Nevertheless, there are multiple situations where this approximation ceases to be valid. This includes:

  • So-called "forbidden" electronic transitions in atoms and molecules, which have vanishing transition rates in the dipole approximation, but which do respond to higher-order variations in the driving light. These are typically weaker than dipole transitions by one or more factors of $a/\lambda$, but if you have a stable laser and a dark background they can be detected. (And, moreover, the fact that they're 'forbidden' often means that their decay lifetime is much longer, which means that the natural linewidth is much smaller, and that makes them ideal for precision spectroscopy.)

  • Cases where the wavelength of the light is short enough that it becomes comparable to the lattice spacing of a solid or the size of a molecule. This doesn't happen for visible light, but it is an important consideration in some regimes of x-ray spectroscopy.

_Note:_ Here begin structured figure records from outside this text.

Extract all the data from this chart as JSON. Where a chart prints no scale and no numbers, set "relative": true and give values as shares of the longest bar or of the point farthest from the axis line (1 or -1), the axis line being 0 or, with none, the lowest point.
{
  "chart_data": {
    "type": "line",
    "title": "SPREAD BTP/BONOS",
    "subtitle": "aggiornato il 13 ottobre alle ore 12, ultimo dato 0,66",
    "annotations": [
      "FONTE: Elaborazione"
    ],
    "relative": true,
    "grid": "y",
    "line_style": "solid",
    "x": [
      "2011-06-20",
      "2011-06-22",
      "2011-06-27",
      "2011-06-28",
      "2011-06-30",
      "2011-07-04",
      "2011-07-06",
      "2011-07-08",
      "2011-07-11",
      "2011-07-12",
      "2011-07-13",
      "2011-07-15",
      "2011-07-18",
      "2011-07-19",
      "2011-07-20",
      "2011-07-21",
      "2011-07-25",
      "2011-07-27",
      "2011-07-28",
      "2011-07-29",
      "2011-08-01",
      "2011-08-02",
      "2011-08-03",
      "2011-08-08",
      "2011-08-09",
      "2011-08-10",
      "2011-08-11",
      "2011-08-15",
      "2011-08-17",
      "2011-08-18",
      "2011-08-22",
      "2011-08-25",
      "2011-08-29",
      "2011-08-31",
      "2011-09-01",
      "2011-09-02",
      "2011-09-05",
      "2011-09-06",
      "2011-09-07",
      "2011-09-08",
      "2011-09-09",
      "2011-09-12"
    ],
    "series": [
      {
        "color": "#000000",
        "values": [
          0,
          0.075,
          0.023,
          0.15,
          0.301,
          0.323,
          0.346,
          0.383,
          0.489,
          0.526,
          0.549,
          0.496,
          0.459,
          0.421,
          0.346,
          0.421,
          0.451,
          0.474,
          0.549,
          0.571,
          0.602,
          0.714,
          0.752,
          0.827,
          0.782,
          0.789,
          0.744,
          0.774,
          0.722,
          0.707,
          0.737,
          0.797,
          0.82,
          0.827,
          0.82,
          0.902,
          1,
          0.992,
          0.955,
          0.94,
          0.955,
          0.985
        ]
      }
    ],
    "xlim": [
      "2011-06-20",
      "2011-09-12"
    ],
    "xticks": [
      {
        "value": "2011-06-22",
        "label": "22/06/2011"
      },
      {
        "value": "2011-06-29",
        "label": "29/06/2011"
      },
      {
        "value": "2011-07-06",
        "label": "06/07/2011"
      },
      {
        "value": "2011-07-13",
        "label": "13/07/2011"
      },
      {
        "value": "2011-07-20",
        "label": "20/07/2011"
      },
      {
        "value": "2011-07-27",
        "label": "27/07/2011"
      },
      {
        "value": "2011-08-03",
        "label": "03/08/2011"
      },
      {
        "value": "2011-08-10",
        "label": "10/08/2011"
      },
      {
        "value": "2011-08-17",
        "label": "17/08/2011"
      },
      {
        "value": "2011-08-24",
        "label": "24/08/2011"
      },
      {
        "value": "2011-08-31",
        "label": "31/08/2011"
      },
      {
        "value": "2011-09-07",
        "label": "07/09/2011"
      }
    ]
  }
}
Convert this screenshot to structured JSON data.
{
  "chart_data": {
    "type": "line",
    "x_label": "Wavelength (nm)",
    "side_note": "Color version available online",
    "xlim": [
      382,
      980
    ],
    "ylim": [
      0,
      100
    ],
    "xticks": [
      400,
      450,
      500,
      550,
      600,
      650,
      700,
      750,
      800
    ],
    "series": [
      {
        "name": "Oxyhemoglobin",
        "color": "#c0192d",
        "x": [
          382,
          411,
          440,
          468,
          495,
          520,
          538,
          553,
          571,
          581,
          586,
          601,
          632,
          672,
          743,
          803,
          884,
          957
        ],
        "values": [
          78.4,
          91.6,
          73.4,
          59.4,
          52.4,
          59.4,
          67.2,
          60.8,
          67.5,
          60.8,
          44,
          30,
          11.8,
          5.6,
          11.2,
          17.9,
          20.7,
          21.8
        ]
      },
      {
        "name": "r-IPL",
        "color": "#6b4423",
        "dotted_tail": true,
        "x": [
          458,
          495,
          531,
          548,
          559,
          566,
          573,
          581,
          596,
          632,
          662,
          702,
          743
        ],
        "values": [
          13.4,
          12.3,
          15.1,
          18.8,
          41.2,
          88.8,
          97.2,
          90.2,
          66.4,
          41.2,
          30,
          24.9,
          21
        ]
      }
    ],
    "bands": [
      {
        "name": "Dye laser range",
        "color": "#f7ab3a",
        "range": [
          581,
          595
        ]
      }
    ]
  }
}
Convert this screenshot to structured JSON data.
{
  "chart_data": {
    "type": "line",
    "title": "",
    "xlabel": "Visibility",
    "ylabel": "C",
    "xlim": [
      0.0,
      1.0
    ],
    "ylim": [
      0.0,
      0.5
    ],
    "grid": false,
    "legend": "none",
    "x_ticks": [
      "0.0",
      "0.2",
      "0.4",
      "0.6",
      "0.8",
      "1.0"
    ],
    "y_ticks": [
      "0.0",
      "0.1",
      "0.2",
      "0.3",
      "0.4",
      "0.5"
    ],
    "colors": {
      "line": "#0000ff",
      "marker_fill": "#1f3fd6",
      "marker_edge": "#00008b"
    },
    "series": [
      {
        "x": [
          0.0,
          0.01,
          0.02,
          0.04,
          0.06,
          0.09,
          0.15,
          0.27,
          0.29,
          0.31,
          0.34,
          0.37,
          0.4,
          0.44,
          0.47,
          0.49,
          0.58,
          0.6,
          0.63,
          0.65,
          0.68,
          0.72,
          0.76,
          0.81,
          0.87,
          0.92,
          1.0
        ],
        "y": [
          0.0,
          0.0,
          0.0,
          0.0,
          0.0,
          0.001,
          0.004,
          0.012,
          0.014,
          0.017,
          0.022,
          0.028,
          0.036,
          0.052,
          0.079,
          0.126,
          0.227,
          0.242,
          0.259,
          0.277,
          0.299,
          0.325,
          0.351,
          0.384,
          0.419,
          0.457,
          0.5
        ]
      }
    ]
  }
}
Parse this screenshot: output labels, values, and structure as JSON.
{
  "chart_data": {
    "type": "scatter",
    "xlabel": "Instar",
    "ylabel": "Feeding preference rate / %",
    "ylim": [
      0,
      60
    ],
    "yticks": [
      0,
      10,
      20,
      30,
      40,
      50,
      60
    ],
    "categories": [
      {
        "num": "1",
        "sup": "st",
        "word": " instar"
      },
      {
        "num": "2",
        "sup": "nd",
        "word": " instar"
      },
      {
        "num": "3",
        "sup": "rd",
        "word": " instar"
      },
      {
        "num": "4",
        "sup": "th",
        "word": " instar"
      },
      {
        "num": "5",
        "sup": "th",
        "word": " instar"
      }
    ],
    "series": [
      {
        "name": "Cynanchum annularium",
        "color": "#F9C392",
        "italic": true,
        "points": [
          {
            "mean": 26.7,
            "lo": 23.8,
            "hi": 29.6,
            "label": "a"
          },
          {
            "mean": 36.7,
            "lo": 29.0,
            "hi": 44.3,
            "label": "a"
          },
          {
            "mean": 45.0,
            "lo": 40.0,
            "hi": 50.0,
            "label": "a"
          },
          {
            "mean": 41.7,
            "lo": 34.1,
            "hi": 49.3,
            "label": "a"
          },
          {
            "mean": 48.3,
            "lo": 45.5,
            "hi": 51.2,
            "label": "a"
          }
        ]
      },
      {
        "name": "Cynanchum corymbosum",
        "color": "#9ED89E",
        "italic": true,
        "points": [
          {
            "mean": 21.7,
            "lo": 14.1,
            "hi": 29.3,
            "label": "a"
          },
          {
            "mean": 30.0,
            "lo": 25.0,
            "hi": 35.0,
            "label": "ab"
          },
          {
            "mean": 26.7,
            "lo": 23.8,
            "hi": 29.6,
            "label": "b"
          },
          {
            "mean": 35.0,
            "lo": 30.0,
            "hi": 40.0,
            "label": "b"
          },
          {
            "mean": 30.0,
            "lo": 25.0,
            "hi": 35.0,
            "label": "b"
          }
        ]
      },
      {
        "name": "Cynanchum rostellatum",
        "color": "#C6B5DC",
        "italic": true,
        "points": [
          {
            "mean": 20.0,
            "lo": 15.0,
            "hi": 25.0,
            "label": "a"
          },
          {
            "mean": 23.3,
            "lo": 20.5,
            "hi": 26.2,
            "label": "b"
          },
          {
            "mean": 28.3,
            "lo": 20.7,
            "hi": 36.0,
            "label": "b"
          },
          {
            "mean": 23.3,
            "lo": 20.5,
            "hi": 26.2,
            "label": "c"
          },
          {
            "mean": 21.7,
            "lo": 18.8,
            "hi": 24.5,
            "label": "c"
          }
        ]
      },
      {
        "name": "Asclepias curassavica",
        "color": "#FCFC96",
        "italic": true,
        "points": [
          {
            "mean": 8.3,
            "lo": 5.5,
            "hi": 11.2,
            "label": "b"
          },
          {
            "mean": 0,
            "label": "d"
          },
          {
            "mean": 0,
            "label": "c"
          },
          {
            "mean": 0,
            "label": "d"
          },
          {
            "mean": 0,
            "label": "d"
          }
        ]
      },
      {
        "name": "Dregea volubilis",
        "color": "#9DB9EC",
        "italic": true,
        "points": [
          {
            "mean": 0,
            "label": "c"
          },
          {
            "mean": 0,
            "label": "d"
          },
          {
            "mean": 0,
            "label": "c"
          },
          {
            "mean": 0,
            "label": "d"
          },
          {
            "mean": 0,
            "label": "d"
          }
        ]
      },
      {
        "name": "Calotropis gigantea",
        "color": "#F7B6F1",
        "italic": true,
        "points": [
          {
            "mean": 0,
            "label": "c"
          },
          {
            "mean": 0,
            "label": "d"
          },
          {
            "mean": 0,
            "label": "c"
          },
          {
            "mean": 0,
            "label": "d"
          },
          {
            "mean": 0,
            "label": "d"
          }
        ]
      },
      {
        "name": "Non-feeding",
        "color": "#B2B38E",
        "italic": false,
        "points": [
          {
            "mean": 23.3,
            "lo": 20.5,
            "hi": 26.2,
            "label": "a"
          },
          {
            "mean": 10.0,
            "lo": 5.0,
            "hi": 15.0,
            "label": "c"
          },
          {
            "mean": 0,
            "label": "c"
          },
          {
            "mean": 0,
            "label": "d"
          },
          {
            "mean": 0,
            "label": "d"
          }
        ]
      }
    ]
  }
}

  • In cases where the intensity of the light is strong enough that it will ionize atoms and, moreover, it will accelerate those electrons to speeds that begin to approach the speed of light, so that magnetic-field effects need to be included. (In that configuration, the oscillation radius becomes comparable with the wavelength, but that's not an immediate reason to ditch the dipole approximation as the oscillations occur transversely to the wave's spatial variation.) I have written about this regime in this paper and this one.

I suspect there's multiple other places where other considerations also take priority; a good keyword to use to look for them is 'breakdown of the dipole approximation'.

  • $\begingroup$ This answer is so good that I'm speechless. It also links to the other chapters that I'm studying and it makes me understand much better. And I think the articles are really well made. Thank you for the effort you had by writing the answer! $\endgroup$ – Costantino Sep 11 '18 at 20:21
  • $\begingroup$ @Costantino No worries - I'm always happy for an opportunity to include a shameless plug of my work ;-). $\endgroup$ – Emilio Pisanty Sep 11 '18 at 20:33

Without matter, electrodynamics is exactly linear (aka free aka the photon polarizations behave like two decoupled harmonic oscillators) at all energy scales. Maxwell's equations are linear.

With matter, even in a vacuum things can go wrong, and the theory can develop non-linearies (aka anharmonicity aka interactions) which are important above an energy called the "Schwinger scale". Above this scale, significant portions of the energy of the fields are spent polarizing virtual electron-positron pairs. See this: https://en.wikipedia.org/wiki/Schwinger_limit . Note that as explained in the article a single plane wave will never see these nonlinear effects.

Of course, in a material similar things can happen at a much smaller energy scale by creating particle-hole pairs (eg. in a semiconductor if the Fermi level is not in a gap we essentially have $m_e = 0$ so we are always above the Schwinger scale).